Once the specification has been completed, the surveyor will send it to at least three contractors from our approved list. We’ll also send it to any contractor that you have said we should ask to tender.

To ensure this process is fair, we operate a ‘closed tender’ process. This means that we receive the estimates from contractors in sealed envelopes by a deadline. We open them all at the same time and record the different estimates.

We must have at least two estimates before we can offer the work to a contractor. We’ll usually give the contract to the contractor who has given us the lowest estimate. If we don’t choose the lowest quotation, we’ll tell you why.

It can take up to 16 weeks to get an estimate for the work.

Telling you about the total cost for the work

We’ll then send you a Notice of Proposals. This contains:

  • a comparison of at least two of the estimates
  • information about how to view and inspect all the estimates
  • a summary of all comments received, and a summary of our response
  • an invitation for you to give us written comments about the estimate within 30 days.

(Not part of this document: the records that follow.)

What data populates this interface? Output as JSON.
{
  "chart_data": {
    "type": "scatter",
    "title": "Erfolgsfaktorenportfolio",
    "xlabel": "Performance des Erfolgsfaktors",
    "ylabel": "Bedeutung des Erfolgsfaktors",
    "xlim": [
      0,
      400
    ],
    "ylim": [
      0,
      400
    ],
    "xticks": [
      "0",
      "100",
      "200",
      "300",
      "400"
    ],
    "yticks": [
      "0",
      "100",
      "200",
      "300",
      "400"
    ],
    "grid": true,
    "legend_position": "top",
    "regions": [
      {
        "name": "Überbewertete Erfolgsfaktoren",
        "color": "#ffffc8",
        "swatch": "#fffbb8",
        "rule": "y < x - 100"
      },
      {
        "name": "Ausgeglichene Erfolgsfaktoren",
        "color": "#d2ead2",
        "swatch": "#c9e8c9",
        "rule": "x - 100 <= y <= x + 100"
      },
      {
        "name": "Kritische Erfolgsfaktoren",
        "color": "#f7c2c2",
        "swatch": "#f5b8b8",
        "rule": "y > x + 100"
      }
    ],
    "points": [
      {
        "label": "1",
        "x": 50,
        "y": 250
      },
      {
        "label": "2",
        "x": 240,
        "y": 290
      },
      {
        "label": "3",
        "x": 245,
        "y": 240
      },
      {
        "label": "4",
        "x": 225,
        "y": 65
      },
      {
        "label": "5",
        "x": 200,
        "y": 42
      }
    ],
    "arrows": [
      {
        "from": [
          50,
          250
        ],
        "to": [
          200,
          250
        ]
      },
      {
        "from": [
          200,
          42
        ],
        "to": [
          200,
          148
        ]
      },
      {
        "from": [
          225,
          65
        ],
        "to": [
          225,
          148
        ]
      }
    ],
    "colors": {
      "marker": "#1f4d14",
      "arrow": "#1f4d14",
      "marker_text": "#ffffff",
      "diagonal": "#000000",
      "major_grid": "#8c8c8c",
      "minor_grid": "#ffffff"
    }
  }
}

To issue a Notice of Proposals, we need at least two estimates from contractors. If the estimated prices are significantly different by more than £10,000, we’ll consider re-tendering.

The Notice of Proposals says how much the work will cost per flat, and how much is in the sinking fund. The sinking fund is our reserve fund which you contribute to through your service charge.

We make every effort to ensure the sinking fund covers the cost of all work. But this doesn’t always happen. Sometimes you will have to pay an extra amount. If this happens we’ll let you know the amount when we send you your end-of-year accounts, usually in September.

Telling you why we have used a particular contractor

If we don’t award the contract to the lowest bidder we will issue a Notice of Reasons within 21 days of entering into the contract. The Notice of Reasons:

  • tells you which contractor has been awarded the work
  • outlines the reasons for this, and
  • summarises residents’ observations and our response to them.

Starting the work

Once the contract has been awarded, a pre-contract meeting is held at our offices. This will include the contractors’ hours of work and any items the contractor will need to leave at the property. For example, a port-a-loo or site hut, or heavy machinery that may need to be left overnight. This is also when a start date will be agreed.

You will receive letters from the contractor and the surveyor at least 14 days before the work starts, giving the start date and their contact details if there are any problems.

Inspecting the work

Once the work has been completed the surveyor will inspect the work. If there is any work outstanding or something is not up to standard, the contractor will be asked to put this right. Once this has been done, we will get a bill for the full cost of the work.

Paying for the work

Once the work has been completed, our surveyor will inspect the work. If there is any work outstanding or something is not up to standard, the contractor will be asked to put this right. Once this has been done, we will get a bill for the full cost of the work.

The cost of the work is usually paid from the sinking fund. If the sinking fund is not enough, you will have to pay the shortfall. During the consultation period, we will say how much this is likely to be.

We will send you a bill for any shortfall with your end-of-year accounts, in September. Sometimes, if the bill is large, we will bill you when the works are completed so you can pay by monthly installments.

We cannot add the shortfall to your rent account. It will be shown separately and will be considered as an individual debt.

It is a service-charge debt. If you don’t pay it, we will use our normal procedures for recovering service-charge arrears.